A view of the city of Squamish from the top.
DAY 7:
Oceanside climbing on The Malamute. There is one rock formation out on the water you can climb on but since the railroad owns the right-of-way at the bottom you have to go up the back to the top and then rappel down to the start of the climbs. It was really cool and the views were amazing up there. This first picture is of The Chief which we never actually got to climb on. It's so much bigger than you can imagine and we had a great view of it on The Malamute.
At the top looking down at the railroad and the incoming tide
Jake had to go back down and retrieve our packs since we left them at the bottom.

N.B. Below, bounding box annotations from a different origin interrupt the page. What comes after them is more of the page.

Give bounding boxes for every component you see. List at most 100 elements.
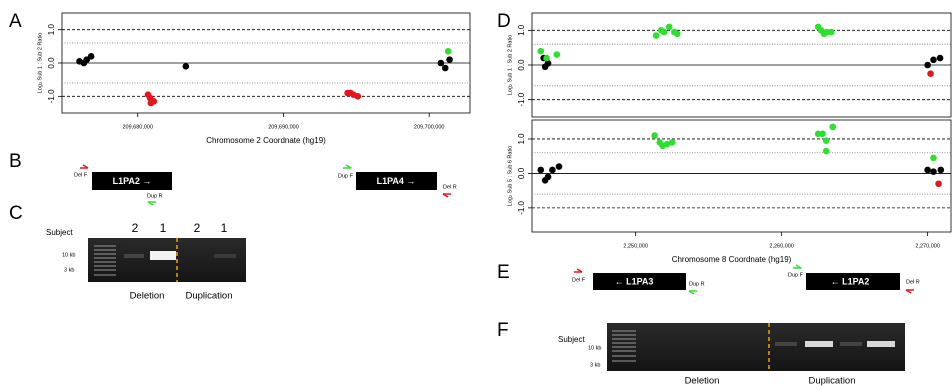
data-point bbox=[88, 53, 95, 60]
y-tick-label: 1.0 bbox=[47, 24, 56, 36]
group-label: Deletion bbox=[130, 291, 165, 302]
panel-label: F bbox=[497, 320, 509, 341]
panel-b: Del F L1PA2 → Dup R Dup F L1PA4 → Del R bbox=[74, 165, 457, 205]
data-point bbox=[828, 29, 835, 36]
data-point bbox=[937, 167, 944, 174]
x-tick-label: 209,700,000 bbox=[414, 124, 445, 130]
gel-band bbox=[840, 342, 862, 346]
ladder-label: 10 kb bbox=[588, 345, 601, 351]
panel-label: C bbox=[9, 203, 23, 224]
lane-label: 1 bbox=[221, 221, 228, 235]
data-point bbox=[445, 48, 452, 55]
data-point bbox=[549, 167, 556, 174]
data-point bbox=[537, 167, 544, 174]
subject-label: Subject bbox=[558, 335, 585, 344]
x-tick-label: 2,260,000 bbox=[769, 243, 793, 249]
data-point bbox=[661, 29, 668, 36]
data-point bbox=[545, 174, 552, 181]
ladder-label: 3 kb bbox=[64, 267, 74, 273]
subject-label: Subject bbox=[46, 228, 73, 237]
primer-label: Dup R bbox=[147, 193, 163, 199]
x-axis-label: Chromosome 8 Coordnate (hg19) bbox=[672, 255, 792, 264]
primer-label: Del F bbox=[74, 172, 88, 178]
data-point bbox=[543, 55, 550, 62]
element-label: ← L1PA3 bbox=[615, 276, 654, 286]
data-point bbox=[935, 180, 942, 187]
element-label: L1PA4 → bbox=[377, 176, 416, 186]
y-tick-label: 1.0 bbox=[517, 24, 526, 36]
data-point bbox=[355, 93, 362, 100]
primer-label: Dup R bbox=[689, 281, 705, 287]
y-tick-label: 0.0 bbox=[517, 167, 526, 179]
element-label: ← L1PA2 bbox=[831, 276, 870, 286]
y-tick-label: 1.0 bbox=[517, 133, 526, 145]
x-tick-label: 209,680,000 bbox=[122, 124, 153, 130]
gel-band bbox=[805, 341, 833, 347]
gel-band bbox=[124, 254, 144, 258]
x-tick-label: 209,690,000 bbox=[268, 124, 299, 130]
data-point bbox=[446, 56, 453, 63]
data-point bbox=[669, 139, 676, 146]
panel-label: E bbox=[497, 262, 510, 283]
primer-label: Dup F bbox=[338, 173, 354, 179]
data-point bbox=[927, 70, 934, 77]
data-point bbox=[151, 98, 158, 105]
lane-label: 2 bbox=[194, 221, 201, 235]
data-point bbox=[537, 48, 544, 55]
y-tick-label: -1.0 bbox=[517, 200, 526, 214]
group-label: Duplication bbox=[186, 291, 233, 302]
data-point bbox=[930, 155, 937, 162]
plot-frame bbox=[532, 120, 951, 232]
element-label: L1PA2 → bbox=[113, 176, 152, 186]
gel bbox=[607, 323, 905, 371]
data-point bbox=[930, 57, 937, 64]
data-point bbox=[653, 32, 660, 39]
data-point bbox=[542, 63, 549, 70]
ladder-label: 3 kb bbox=[590, 362, 600, 368]
x-tick-label: 2,270,000 bbox=[915, 243, 939, 249]
panel-label: B bbox=[9, 151, 22, 172]
gel-band bbox=[775, 342, 797, 346]
group-label: Deletion bbox=[685, 376, 720, 387]
primer-label: Del F bbox=[572, 277, 586, 283]
y-tick-label: -1.0 bbox=[517, 92, 526, 106]
y-axis-label: Log₂ Sub 1 : Sub 2 Ratio bbox=[37, 33, 43, 94]
group-label: Duplication bbox=[809, 376, 856, 387]
data-point bbox=[819, 130, 826, 137]
lane-label: 1 bbox=[160, 221, 167, 235]
panel-label: A bbox=[9, 11, 22, 32]
figure: A B C D E F Del F L1PA2 → Dup R Dup F L1… bbox=[0, 0, 952, 389]
primer-label: Dup F bbox=[788, 272, 804, 278]
data-point bbox=[924, 167, 931, 174]
data-point bbox=[829, 124, 836, 131]
x-tick-label: 2,250,000 bbox=[623, 243, 647, 249]
panel-c: Subject 2 1 2 1 10 kb 3 kb Deletion Dupl… bbox=[46, 221, 246, 301]
data-point bbox=[674, 31, 681, 38]
y-axis-label: Log₂ Sub 5 : Sub 6 Ratio bbox=[507, 146, 513, 207]
y-tick-label: 0.0 bbox=[517, 59, 526, 71]
data-point bbox=[442, 65, 449, 72]
gel-band bbox=[214, 254, 236, 258]
data-point bbox=[930, 168, 937, 175]
panel-label: D bbox=[497, 11, 511, 32]
data-point bbox=[183, 63, 190, 70]
y-axis-label: Log₂ Sub 1 : Sub 2 Ratio bbox=[507, 35, 513, 96]
data-point bbox=[823, 137, 830, 144]
data-point bbox=[937, 55, 944, 62]
gel-band bbox=[867, 341, 895, 347]
panel-e: Del F ← L1PA3 Dup R Dup F ← L1PA2 Del R bbox=[572, 265, 920, 294]
data-point bbox=[556, 163, 563, 170]
primer-label: Del R bbox=[443, 184, 457, 190]
data-point bbox=[666, 24, 673, 31]
data-point bbox=[554, 51, 561, 58]
primer-label: Del R bbox=[906, 279, 920, 285]
gel-band bbox=[150, 251, 176, 260]
x-axis-label: Chromosome 2 Coordnate (hg19) bbox=[206, 136, 326, 145]
data-point bbox=[651, 132, 658, 139]
lane-label: 2 bbox=[132, 221, 139, 235]
data-point bbox=[924, 62, 931, 69]
data-point bbox=[823, 148, 830, 155]
y-tick-label: 0.0 bbox=[47, 57, 56, 69]
ladder-label: 10 kb bbox=[62, 252, 75, 258]
panel-f: Subject 2 1 6 5 2 1 6 5 10 kb 3 kb Delet… bbox=[558, 323, 905, 387]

At the end of the day we managed to squeeze in one more climb, Klahanie Crack, at Shannon Falls. Bobby had recommended it to me adamantly before we left. We took an adventurous roundabout way to it and arrived just in time to run up it once and then leave before it got dark. The climb seemed to be made for me and I felt like I was almost walking up it as my hands fit snugly and perfectly in the crack. You can't see the falls from the climb but you can hear them and it was almost as cool as climbing over the ocean earlier that day.
Sadly no pictures of the amazing climb but we did see a bunch of cute bunnies in the parking lot! And that's it. The next morning we packed up our beautiful campsite at #43, made ourselves some pancakes with some local British Colombia blueberries and hit the road back to the United States, which was a fun trip of its own.